Argument de contrôle et fausses libertés
Un autre fil conducteur de la thèse est donc cette notion de contrôle. Il est important de comprendre que ce contrôle est lié à une notion de liberté ou d’illusion de liberté chez la personne contrôlée. Il n’est pas coercitif, mais « à l’air libre ». « Un contrôle est toujours plus puissant s’il s’appuie sur le libre consentement de la personne », remarque le chercheur. Le contrôle ne signifie pas non plus qu’une personne tire les ficelles et que les autres sont des marionnettes. Il est plus abstrait que cela. Il est chez tout le monde, il est à l’intérieur de nous, diffus, constant, dans notre acceptation d’un système, d’une machine, et nous en sommes les véhicules, les vecteurs vers les autres individus. Il s’agit donc d’une forme de servitude volontaire. L’intériorisation de ces contraintes par le contrôlé, dans une illusion de liberté, régit et réduit son champ d’actions à des possibilités qui seraient déjà prévues, scénarisées.
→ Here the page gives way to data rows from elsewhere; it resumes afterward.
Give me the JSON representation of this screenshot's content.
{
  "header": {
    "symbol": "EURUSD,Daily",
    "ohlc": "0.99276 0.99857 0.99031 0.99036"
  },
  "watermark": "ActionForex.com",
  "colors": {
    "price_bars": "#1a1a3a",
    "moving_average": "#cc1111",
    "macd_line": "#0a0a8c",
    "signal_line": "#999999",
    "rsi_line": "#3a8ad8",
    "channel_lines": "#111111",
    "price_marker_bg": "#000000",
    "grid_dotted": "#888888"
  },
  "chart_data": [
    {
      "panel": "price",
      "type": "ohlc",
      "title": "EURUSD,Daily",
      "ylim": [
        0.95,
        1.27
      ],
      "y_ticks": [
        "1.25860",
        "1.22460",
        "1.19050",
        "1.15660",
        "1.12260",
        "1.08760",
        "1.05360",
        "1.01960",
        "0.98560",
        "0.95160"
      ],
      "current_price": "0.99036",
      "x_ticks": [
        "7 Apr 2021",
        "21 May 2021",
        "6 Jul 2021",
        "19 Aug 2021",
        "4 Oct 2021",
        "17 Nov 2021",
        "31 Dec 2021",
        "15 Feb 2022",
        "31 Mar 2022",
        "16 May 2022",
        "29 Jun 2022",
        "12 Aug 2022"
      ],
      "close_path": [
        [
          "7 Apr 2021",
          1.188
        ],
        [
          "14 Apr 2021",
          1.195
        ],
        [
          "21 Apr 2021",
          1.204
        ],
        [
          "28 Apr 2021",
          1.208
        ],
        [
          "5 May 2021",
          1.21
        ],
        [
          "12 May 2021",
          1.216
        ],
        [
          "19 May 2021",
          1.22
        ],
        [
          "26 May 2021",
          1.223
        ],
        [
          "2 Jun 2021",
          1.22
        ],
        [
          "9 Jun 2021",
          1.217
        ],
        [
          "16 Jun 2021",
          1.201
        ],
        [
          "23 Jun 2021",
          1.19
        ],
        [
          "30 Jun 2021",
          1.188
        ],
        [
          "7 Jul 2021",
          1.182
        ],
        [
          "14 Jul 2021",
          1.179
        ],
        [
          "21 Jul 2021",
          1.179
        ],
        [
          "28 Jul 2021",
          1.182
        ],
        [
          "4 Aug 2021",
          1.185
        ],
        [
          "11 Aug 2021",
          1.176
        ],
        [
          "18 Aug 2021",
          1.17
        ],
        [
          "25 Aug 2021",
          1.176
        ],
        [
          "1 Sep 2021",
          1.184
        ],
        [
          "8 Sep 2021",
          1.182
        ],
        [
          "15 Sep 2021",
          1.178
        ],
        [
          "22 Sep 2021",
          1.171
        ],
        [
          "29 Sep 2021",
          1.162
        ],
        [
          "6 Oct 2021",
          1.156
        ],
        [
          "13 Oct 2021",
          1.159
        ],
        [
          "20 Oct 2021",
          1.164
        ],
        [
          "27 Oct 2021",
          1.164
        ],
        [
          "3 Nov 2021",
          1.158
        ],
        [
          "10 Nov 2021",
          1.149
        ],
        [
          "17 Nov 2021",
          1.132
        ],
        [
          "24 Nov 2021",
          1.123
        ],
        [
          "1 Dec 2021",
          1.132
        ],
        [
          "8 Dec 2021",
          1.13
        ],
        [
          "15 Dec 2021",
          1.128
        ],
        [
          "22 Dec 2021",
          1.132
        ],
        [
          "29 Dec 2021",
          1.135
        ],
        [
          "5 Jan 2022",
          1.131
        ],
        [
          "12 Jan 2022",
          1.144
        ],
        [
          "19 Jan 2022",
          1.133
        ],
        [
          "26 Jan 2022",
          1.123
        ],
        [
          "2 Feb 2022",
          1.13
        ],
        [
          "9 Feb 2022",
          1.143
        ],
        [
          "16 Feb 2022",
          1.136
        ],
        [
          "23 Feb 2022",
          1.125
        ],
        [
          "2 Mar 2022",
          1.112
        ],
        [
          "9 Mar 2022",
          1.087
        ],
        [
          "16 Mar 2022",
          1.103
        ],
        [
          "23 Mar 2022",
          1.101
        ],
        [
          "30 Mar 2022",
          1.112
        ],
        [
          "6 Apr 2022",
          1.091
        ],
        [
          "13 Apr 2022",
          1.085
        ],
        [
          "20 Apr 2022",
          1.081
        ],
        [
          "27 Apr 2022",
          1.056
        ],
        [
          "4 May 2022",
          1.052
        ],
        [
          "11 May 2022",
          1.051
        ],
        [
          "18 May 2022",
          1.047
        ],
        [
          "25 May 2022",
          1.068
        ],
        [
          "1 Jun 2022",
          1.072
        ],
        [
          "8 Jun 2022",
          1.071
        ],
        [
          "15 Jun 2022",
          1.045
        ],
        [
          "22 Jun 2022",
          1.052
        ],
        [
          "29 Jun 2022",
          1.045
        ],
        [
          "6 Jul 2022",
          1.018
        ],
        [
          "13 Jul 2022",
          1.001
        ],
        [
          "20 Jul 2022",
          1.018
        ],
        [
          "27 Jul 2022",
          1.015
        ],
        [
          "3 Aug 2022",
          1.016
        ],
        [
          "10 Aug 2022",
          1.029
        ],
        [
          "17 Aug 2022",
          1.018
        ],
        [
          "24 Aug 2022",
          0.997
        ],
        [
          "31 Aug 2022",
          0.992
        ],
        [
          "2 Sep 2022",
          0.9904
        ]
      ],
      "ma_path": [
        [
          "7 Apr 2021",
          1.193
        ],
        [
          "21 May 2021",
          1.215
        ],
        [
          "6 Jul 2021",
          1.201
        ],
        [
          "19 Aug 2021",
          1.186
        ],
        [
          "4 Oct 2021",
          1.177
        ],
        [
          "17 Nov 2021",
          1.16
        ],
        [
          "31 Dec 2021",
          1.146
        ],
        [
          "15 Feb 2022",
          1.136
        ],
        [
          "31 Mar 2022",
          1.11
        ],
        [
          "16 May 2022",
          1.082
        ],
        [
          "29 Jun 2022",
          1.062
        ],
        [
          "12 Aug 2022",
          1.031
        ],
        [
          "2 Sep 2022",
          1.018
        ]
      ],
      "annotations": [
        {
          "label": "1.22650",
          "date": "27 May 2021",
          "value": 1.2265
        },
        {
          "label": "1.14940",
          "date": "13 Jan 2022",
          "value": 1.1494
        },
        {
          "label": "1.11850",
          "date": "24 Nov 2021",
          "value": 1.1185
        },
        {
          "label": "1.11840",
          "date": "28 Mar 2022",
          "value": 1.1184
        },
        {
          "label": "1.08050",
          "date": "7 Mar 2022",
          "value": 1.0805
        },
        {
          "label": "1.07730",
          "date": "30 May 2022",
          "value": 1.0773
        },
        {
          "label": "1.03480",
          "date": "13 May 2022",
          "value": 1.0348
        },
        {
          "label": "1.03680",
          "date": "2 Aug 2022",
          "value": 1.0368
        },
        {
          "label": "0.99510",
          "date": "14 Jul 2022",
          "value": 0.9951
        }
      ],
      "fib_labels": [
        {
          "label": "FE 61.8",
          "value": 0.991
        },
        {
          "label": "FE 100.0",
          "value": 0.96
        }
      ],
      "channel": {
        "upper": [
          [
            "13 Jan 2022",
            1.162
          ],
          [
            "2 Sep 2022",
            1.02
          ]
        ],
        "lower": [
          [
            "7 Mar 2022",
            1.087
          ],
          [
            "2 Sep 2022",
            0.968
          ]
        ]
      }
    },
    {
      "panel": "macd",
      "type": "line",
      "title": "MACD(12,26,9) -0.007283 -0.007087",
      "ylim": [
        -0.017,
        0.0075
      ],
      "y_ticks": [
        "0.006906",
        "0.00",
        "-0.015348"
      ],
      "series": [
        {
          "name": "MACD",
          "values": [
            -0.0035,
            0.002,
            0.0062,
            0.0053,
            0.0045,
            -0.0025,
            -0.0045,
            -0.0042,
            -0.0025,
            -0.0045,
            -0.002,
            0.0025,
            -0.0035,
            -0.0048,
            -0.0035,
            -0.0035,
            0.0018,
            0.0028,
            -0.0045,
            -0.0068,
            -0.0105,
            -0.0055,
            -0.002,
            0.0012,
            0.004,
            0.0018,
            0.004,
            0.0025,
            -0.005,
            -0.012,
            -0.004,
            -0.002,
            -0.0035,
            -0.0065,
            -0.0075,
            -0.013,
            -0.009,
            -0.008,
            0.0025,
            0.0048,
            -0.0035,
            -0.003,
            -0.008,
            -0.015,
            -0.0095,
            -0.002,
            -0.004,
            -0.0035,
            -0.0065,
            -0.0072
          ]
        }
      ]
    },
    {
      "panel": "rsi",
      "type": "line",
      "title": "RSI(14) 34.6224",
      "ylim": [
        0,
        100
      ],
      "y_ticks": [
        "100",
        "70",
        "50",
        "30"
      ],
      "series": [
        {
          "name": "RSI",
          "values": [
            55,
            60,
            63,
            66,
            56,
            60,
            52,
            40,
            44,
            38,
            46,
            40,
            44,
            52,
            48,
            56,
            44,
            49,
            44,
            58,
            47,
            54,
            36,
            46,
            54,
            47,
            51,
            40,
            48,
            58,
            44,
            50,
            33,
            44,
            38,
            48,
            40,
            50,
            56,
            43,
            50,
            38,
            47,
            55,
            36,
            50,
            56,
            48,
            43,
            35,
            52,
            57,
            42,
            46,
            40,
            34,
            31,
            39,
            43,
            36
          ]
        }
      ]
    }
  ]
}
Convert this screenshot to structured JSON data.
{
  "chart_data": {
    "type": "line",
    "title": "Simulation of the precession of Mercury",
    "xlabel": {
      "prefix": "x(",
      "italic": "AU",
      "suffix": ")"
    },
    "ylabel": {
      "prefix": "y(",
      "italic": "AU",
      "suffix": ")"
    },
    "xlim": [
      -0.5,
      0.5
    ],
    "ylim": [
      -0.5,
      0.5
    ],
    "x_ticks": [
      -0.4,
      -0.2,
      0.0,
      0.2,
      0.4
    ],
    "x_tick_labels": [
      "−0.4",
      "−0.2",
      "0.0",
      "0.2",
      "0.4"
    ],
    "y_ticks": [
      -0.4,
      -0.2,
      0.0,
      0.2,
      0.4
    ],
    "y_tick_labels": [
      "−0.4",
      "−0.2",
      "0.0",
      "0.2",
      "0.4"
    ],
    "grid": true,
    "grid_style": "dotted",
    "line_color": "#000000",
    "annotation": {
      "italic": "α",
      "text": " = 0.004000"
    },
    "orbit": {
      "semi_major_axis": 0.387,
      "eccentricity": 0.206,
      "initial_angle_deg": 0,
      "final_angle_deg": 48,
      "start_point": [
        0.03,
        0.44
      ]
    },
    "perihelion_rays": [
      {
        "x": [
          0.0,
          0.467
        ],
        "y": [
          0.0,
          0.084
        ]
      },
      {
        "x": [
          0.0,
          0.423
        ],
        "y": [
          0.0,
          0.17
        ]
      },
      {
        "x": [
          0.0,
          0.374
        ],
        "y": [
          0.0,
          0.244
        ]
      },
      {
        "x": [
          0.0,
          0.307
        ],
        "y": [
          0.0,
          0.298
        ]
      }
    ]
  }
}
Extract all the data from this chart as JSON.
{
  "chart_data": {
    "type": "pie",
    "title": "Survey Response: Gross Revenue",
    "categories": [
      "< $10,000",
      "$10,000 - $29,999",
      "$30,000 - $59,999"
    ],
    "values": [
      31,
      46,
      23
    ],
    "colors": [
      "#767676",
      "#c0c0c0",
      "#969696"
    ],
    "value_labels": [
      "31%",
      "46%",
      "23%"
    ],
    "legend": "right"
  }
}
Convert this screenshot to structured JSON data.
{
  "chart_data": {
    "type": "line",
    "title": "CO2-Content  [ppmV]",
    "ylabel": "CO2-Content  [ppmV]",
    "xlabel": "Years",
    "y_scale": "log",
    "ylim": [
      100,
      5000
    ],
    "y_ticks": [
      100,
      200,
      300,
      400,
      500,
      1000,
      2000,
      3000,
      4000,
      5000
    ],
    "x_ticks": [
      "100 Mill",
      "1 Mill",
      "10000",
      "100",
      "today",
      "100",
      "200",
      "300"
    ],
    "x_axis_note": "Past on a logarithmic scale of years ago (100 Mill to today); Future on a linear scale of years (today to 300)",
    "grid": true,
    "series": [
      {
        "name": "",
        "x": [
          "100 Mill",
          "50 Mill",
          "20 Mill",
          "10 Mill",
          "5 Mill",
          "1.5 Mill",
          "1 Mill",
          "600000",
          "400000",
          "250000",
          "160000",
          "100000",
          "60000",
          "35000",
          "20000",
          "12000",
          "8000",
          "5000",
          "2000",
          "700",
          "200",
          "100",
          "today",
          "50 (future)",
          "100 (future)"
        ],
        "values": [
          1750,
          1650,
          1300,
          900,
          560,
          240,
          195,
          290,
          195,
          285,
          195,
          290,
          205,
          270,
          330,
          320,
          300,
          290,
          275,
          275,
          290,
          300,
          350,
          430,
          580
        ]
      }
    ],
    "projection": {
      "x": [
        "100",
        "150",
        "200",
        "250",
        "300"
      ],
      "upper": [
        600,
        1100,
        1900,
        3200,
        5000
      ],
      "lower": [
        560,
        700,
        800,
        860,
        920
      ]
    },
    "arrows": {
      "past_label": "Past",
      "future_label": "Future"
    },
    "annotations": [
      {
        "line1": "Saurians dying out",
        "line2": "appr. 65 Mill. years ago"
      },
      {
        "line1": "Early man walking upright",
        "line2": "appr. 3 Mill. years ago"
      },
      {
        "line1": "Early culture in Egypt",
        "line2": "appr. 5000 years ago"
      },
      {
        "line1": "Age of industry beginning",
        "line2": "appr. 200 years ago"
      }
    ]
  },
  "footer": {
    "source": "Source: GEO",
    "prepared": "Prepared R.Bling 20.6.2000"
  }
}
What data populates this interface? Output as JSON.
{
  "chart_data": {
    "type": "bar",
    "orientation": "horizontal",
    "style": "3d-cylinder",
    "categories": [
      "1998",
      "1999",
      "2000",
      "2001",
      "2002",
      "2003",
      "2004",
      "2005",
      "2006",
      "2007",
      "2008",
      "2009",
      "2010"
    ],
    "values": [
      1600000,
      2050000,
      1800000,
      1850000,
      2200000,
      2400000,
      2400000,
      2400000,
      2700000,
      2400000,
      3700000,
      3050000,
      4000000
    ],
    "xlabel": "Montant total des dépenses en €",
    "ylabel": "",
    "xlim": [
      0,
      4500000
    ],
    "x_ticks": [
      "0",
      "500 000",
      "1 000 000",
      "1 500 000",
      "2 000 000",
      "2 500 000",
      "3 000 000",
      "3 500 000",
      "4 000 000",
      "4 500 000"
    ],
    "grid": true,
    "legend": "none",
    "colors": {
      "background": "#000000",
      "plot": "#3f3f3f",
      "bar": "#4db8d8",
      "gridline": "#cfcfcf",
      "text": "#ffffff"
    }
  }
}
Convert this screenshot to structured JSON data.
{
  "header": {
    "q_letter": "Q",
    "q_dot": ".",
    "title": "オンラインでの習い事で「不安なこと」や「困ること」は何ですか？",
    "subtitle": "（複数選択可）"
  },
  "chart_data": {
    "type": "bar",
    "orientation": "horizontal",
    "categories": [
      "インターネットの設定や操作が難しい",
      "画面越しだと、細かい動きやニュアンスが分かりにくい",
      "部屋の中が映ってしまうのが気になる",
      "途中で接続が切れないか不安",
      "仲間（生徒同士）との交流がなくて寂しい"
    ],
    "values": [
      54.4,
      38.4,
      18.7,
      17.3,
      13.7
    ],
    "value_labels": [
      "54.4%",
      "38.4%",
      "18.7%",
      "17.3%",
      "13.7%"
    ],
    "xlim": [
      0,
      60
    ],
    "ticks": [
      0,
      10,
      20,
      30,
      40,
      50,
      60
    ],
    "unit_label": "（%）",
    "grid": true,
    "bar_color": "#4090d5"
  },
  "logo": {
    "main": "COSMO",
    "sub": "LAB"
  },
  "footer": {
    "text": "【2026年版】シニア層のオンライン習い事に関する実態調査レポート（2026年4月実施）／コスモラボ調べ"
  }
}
L’argument du contrôle mène donc à une vision très déterministe du monde. Tout ce que les individus libres font selon leur propre désir n’est en réalité que l’accomplissement du désir que quelqu’un d’autre ou que le système a voulu pour eux. Le désir devient la fiction d’une autre entité que nous-mêmes. Le pouvoir comme récit. Quoique fassent les individus, cela a déjà été prévu, scénarisé par la société de contrôle. Quoi qu’ils choisissent, un scénario les attend déjà. Le système a donc toujours sur ses membres plusieurs coups d’avance. En traitant du capitalisme en ces termes, Boltanski et Chiapello écrivent à ce sujet que « tout est toujours déjà ‘récupéré’ par le ‘système’ »(4). Même la résistance ou les révolutions seraient prévues et serviraient en définitive le système contrôlant, qui les récupère, les intègre et les désamorce. La liberté et l’autonomie sont constitutives de cette notion de contrôle, mais sont également illusoires. Une telle vision va à l’encontre des théories du complot puisque les personnes « qui tirent les ficelles » adoptent également le champ d’action le plus conforme à ce que le système veut d’eux. Ils sont donc, quelque part, les individus sur lesquels le contrôle a le plus de force. Un autre point capital, ce contrôle, s’il prévoit même les résistances de ses contrôlés, est total, n’offre donc plus aucune prise d’extériorité permettant de s’y soustraire.
On voit aisément, avec cet argument du contrôle, comment l’analogie avec une addiction à l’héroïne peut-être opérée. Le produit n’a même plus besoin de séduire pour être consommé. L’héroïnomane en a besoin, et entre en connivence avec son propre instrument de contrôle. Burroughs est « sensible à tous les processus qui nous rendent complices de notre propre asservissement »(5), écrit le chercheur. Mais bien sûr, la drogue reste une métaphore de la société. En poussant ses réflexions au-delà de son addiction, Burroughs, et à sa suite Deleuze et les autres philosophes ayant traité de la question, voient en l’émergence des technologies de communication et d’information l’instrument idéal de contrôle. Car pour l’écrivain, c’est le langage qui est la forme de contrôle la plus efficace. « Le mot est un virus », dit-il. Selon Burroughs, « nous sommes intoxiqués d’injonctions qui colonisent notre conscience et nous utilisent comme véhicules pour se déplacer d’un corps à un autre, explique Frédéric Claisse. Il nous est devenu impossible de penser sans le mot. Le silence est impossible. L’imagination elle-même est impossible sans le mot ».
Alors que cette vision du monde semble désespérément déterministe, que notre liberté n’est qu’une fiction d’autrui déjà écrite pour nous, Burroughs propose des points d’ancrage, des prises d’extériorité pour s’échapper de ce contrôle, et pouvoir reprendre pied face à lui. Pour cela, il faut utiliser, détourner les instruments qu’il utilise pour désamorcer les scénarios déjà prévus pour nous.